I want to be perfectly clear that I am not saying this is a prevalent occurrence. However, before the federal government begins vigorous enforcement actions, it must recognize that non-payment of child support may be due to the non-custodial parent's awareness that their child is not the one benefiting from those support payments.
Once again there are many ambiguous questions surrounding child custody cases. A responsible enforcer must first scratch beneath the surface, investigate and then take action based upon complete knowledge of all the pertinent facts.
I would like to further clarify my position on child custody laws. It is not my intent or desire to take sides on this issue. I am neither an advocate for the mothers or the fathers. I am not siding with custodial parents or non-custodial parents. My goal for introducing Bill C-242 and opposing Bill C-41 as it is currently drafted is twofold.
First, the law should be administered as fairly as possible, treating both parents equally. When married and the relationship is intact, it is assumed that both people are good parents. Why assume otherwise just because they are divorced?
Second and most important, I believe in supporting the children. When a relationship ends, they are the innocent victims. I believe very strongly that their emotional and psychological welfare is best supported by maintaining physical contact with both parents and there are studies that bear this out. In other words, I am an advocate for the kids.
If we remove the issue of who will have sole custody from the equation, parents will obviously no longer be able to use custody as a bargaining chip. Fathers would not be able to threaten to seek sole custody unless the mother agrees to unreasonably low maintenance. Mothers likewise would be prevented from holding restricted access over the father's head to obtain a better divorce
settlement. If both parents knew ahead of time with reasonable certainty that custody would be awarded jointly and therefore was not going to be an issue, there would be one less issue to fight about.

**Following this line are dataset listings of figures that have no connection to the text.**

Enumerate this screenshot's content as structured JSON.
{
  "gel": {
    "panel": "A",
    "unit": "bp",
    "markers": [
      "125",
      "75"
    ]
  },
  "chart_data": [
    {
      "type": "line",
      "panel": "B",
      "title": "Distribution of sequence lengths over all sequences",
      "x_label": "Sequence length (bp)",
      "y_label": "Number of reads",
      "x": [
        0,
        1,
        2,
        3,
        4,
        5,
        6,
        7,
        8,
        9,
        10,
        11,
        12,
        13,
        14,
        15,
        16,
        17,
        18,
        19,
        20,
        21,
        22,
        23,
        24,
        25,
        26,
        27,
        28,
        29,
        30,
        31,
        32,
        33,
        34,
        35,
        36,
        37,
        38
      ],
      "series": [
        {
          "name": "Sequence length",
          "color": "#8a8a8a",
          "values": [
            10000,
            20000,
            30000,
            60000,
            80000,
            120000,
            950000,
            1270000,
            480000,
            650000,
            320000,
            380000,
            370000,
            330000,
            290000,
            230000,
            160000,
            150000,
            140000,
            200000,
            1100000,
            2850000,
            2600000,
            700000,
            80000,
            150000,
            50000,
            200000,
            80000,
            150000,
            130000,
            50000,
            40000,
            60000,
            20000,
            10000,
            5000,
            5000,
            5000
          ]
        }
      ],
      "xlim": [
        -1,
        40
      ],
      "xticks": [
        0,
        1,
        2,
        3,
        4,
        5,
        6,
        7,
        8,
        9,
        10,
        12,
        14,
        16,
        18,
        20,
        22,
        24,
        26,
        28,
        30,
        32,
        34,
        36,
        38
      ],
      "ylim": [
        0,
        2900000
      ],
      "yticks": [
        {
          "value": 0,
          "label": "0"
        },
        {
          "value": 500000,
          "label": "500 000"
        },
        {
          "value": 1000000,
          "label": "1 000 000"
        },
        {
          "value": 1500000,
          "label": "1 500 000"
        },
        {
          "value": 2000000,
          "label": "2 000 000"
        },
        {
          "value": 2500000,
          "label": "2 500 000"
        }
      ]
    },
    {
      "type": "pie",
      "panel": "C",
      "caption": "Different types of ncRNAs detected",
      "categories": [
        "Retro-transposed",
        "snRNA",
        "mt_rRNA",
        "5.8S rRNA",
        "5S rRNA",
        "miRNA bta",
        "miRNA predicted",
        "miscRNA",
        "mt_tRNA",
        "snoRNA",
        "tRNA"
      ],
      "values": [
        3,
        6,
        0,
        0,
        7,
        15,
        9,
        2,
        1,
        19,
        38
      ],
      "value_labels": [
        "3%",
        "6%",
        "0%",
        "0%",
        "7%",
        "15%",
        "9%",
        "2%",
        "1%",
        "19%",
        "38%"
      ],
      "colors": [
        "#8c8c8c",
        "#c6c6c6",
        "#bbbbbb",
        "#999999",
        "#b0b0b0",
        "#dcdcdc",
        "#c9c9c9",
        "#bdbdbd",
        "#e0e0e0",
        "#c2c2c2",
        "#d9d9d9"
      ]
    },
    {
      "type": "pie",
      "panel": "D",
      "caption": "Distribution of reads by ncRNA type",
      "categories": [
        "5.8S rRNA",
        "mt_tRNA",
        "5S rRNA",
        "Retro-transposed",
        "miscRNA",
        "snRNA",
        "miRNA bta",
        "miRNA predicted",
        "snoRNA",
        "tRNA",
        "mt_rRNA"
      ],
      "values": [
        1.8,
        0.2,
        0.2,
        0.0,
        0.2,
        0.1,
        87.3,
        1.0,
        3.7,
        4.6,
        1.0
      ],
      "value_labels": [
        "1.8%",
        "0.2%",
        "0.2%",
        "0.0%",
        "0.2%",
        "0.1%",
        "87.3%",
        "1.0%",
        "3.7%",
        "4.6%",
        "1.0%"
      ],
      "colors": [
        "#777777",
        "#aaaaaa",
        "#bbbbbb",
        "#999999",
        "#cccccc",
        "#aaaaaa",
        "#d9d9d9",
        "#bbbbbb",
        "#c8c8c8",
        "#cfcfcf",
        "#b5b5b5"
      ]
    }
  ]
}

As a loving parent, I cannot imagine anything worse than being prevented from seeing my kids. The mere thought of not having access to them on a continual basis provokes angry, protective emotions.
When a marriage ends it is natural for the spouses to blame each other, to have lost respect for each other as a spouse, a lover and a friend. However, if the separating couple can be assisted and encouraged to still respect each other as loving and caring parents, it will provide as positive an environment as possible for the children.
The awarding of joint custody in the vast majority of cases will nurture this respect for each other as parents and will remove the greatest fear every parent faces: the loss of a child. It will also reduce the chances of partners remaining in a potentially abusive relationship because they know that if they walk out without the children, it will be currently held against them at the custody hearing.
Bill C-41 is an inadequate piece of legislation. It is inadequate because it does not responsibly and fairly address child custody laws in their entirety. This is yet another example of quick fix legislation. The government knows there are problems with the child support system and that Canadians are demanding change. However, instead of looking for the root of the problem, the government is proposing superficial and brash changes which it believes will appease voters in the next election.
In its current form Bill C-41 will bring little satisfaction to anyone. It will only result in further emotional suffering for the children who are caught up in these tragic child custody laws.